Young palates, full of taste

When I eat food that I really love I am transported back to happy days of my childhood. Biscuits, good biscuits, take me to Holly Pond, Alabama, and my Aunt Shelby’s table, for she made the best biscuits I have ever tasted. She also introduced me to Golden Eagle table syrup, and taught me how to mix it with the proper amount of butter to create a spread that made her biscuits even better. Fried chicken finds me in Savannah, where my grandmother Ida is cooking, for 15 people, some of the best fowl to be found in the Deep South. Cornish hens belong in my memory to my mother, who is also a fine baker. My passion for food began at an early age, and I thank those three women on a regular basis.

After a hunt in Georgia

After a hunt in Georgia

Ice fishing in Alaska

Ice fishing in Alaska

I have been spending some time with my sister Julie and her family, and cooking with them.
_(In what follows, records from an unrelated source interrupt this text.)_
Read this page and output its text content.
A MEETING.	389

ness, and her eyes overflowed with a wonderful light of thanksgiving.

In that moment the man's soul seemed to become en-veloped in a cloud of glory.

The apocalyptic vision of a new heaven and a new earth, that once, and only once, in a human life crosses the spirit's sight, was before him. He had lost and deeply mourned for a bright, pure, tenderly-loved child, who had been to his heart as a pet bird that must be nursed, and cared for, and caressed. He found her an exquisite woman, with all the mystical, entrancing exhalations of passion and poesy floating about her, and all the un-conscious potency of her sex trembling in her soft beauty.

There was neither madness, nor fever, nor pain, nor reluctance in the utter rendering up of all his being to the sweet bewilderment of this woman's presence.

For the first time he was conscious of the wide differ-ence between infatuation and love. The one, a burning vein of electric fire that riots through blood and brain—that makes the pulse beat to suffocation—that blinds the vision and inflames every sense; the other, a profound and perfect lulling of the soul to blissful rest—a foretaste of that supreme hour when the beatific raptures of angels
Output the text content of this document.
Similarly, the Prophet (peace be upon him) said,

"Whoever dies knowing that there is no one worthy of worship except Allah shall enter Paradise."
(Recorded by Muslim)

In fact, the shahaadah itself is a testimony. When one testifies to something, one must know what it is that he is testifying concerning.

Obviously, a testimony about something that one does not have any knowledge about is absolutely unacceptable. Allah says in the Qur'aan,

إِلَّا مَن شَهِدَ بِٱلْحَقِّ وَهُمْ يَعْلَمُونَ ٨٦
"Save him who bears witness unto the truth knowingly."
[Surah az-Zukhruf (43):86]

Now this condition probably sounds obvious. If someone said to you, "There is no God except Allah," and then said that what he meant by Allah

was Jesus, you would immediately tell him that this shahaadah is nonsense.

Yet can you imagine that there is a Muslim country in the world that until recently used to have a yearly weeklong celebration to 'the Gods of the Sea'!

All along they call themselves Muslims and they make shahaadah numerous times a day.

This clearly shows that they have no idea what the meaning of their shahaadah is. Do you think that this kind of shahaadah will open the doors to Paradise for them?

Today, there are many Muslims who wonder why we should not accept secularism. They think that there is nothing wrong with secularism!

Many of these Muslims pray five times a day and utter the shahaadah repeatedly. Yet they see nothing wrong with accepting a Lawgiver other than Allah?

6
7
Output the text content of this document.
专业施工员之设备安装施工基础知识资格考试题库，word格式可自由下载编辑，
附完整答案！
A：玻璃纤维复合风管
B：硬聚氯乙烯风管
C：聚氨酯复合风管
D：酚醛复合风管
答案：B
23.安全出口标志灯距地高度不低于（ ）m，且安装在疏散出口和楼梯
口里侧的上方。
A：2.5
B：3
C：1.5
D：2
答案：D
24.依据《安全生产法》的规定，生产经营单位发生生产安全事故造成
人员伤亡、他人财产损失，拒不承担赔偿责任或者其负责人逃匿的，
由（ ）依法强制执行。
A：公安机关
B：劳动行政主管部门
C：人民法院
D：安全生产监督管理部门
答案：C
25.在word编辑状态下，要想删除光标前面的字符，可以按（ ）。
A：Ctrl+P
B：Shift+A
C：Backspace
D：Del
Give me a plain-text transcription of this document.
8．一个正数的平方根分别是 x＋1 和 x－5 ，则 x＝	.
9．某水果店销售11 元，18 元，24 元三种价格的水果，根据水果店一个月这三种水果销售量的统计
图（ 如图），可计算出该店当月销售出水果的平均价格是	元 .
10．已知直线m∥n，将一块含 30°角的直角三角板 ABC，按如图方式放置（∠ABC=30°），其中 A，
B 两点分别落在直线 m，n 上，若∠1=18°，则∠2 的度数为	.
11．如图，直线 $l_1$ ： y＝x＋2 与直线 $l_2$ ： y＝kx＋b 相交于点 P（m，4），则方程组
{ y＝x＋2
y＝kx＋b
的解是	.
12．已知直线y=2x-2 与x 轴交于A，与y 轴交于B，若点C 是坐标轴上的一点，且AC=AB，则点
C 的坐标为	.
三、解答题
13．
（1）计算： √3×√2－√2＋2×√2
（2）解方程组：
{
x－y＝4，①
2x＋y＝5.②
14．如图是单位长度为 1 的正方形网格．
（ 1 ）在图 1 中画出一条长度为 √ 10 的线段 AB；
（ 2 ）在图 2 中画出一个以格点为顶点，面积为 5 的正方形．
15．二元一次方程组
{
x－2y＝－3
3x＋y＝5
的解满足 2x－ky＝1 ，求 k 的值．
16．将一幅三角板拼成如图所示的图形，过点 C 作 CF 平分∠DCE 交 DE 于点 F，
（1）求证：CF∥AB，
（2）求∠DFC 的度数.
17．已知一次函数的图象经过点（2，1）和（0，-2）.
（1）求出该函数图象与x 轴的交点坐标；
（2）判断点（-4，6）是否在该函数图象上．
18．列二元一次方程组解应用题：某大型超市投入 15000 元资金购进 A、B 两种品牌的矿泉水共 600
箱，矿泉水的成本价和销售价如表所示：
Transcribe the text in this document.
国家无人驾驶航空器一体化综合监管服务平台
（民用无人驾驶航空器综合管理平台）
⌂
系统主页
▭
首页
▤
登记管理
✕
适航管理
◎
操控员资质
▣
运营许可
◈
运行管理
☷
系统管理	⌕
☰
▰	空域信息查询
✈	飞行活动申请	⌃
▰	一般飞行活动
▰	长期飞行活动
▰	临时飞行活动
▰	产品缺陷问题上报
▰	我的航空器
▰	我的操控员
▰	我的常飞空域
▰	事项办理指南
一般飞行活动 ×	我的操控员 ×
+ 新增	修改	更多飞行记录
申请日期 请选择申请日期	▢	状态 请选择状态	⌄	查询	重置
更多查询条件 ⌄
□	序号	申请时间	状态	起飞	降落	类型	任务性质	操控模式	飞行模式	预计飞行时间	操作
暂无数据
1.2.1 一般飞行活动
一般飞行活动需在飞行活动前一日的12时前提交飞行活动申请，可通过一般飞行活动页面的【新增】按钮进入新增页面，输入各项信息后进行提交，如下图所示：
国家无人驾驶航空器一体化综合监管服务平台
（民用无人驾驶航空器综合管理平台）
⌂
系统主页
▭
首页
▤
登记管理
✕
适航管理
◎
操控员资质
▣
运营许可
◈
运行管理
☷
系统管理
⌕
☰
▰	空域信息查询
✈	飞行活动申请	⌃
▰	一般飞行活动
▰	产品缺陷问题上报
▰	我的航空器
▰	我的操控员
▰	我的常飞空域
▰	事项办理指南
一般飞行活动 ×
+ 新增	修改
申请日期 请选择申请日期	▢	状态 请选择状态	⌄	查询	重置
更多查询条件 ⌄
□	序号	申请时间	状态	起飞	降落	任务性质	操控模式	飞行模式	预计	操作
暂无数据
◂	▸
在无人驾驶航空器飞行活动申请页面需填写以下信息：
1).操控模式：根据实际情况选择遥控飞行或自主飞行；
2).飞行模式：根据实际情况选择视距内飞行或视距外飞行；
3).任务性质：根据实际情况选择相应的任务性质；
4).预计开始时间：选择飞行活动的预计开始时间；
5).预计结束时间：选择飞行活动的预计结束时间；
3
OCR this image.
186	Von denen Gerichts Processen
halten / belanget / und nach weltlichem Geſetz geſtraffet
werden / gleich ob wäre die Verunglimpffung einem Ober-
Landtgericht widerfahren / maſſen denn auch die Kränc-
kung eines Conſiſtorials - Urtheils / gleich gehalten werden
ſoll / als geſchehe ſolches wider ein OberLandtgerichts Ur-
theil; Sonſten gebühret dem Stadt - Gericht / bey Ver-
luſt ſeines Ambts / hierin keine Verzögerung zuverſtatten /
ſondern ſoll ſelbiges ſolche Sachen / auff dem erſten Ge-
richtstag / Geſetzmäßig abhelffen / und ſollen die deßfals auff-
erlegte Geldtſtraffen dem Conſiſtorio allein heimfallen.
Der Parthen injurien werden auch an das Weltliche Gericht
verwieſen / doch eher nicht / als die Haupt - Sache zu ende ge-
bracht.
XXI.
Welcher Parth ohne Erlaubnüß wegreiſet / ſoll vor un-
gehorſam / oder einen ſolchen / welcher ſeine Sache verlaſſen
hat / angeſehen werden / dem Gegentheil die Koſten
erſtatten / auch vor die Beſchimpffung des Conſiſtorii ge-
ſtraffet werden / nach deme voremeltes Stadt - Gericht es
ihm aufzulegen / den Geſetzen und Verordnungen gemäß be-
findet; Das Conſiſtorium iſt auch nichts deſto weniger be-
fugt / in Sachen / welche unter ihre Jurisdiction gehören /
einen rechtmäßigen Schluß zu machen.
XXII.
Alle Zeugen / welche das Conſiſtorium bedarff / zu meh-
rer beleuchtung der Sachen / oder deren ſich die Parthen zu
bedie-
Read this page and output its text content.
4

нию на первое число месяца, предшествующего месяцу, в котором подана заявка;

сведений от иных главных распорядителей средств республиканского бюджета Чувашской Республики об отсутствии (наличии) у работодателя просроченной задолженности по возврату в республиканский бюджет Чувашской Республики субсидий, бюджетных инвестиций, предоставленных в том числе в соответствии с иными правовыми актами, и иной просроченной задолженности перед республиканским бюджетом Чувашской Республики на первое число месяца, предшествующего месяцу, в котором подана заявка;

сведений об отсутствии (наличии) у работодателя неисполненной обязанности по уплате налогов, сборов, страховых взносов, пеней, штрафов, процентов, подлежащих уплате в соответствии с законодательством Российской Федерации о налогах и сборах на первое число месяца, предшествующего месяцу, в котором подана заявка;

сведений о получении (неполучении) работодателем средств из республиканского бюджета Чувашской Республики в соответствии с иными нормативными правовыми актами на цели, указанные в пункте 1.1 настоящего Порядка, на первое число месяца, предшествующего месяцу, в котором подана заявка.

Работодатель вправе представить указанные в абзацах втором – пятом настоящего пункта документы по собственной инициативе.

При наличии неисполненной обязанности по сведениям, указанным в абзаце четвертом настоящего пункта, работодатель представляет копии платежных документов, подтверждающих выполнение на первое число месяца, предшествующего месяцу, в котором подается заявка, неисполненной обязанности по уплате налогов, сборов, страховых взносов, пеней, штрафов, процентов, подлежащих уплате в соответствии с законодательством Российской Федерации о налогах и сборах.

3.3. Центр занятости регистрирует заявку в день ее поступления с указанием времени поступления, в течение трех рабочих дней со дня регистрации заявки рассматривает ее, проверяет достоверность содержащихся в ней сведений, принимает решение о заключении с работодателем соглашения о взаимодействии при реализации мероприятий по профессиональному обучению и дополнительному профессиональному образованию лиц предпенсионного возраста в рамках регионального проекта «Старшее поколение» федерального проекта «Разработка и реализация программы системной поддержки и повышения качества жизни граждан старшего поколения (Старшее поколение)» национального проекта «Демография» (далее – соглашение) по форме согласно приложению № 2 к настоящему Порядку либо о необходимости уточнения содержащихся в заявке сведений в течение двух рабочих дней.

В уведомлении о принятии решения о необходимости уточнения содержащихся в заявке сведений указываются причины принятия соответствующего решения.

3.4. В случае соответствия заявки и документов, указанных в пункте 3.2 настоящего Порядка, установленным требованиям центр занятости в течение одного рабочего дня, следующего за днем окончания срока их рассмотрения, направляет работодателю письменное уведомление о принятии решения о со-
She has two children. Ian is 8 and Anna is 3, and they both love to eat. And, more importantly to me, they are adventurous eaters. Their parents have never told them “You won’t like this” or “That’s too hot for you” or “That doesn’t taste good,” things I’ve too often heard other people tell their children.

A family tours Brooklyn: my parents, James and Sandra, and my sister Julie, her son, Ian, and husband Mark

A family tours Brooklyn: my parents, James and Sandra, and my sister Julie, her son, Ian, and her husband, Mark

Ian tastes his first NYC hotdog

Ian tastes his first NYC hotdog

Julie and Mark and Ian, along with my parents, visited me in New York in 2007, when Ian was 2, and I recall a meal at Applewood in Brooklyn, one of my favorite restaurants in that borough. The owners are friends, and we were treated to a round of small plates from the kitchen by Lauren, including some house-made fromage de tête, which Ian loved. My father, who as a child was told too many times “you won’t like that,” left his share of the fromage de tête for Ian.

Fish tacos; a dish for all ages

Fish tacos, a dish for all ages

Ian's pasta

Ian’s pasta

Ian's pasta, with cheese and basil and tomatoes

Ian’s pasta plated, with cheese and basil and tomatoes

Anna with what is left of a plate of tiramisu

Anna with what is left of a plate of tiramisu

I’ve cooked scallops for Ian and Anna, and Mahi-mahi tacos. Ian and I make fresh pasta together – he has developed a great sense of proportion when it comes to flour and water. They both love my spicy shrimp and pasta, and devour the tiramisu I make. I love cooking for them and teaching them about the ingredients and methods.

I trust that when they are adults, on a culinary tour of France (with or without me), they will be sitting at a table in that fine place run by familie Bras and taste something – perhaps a small piece of venison, or a sublime La Croisicaise – that draws their minds and palates back to another table, one in Florida, one around which they gathered with adults who knew that a love of good, honest food was necessary to a life lived well, and that a childhood without taste was a poor one indeed.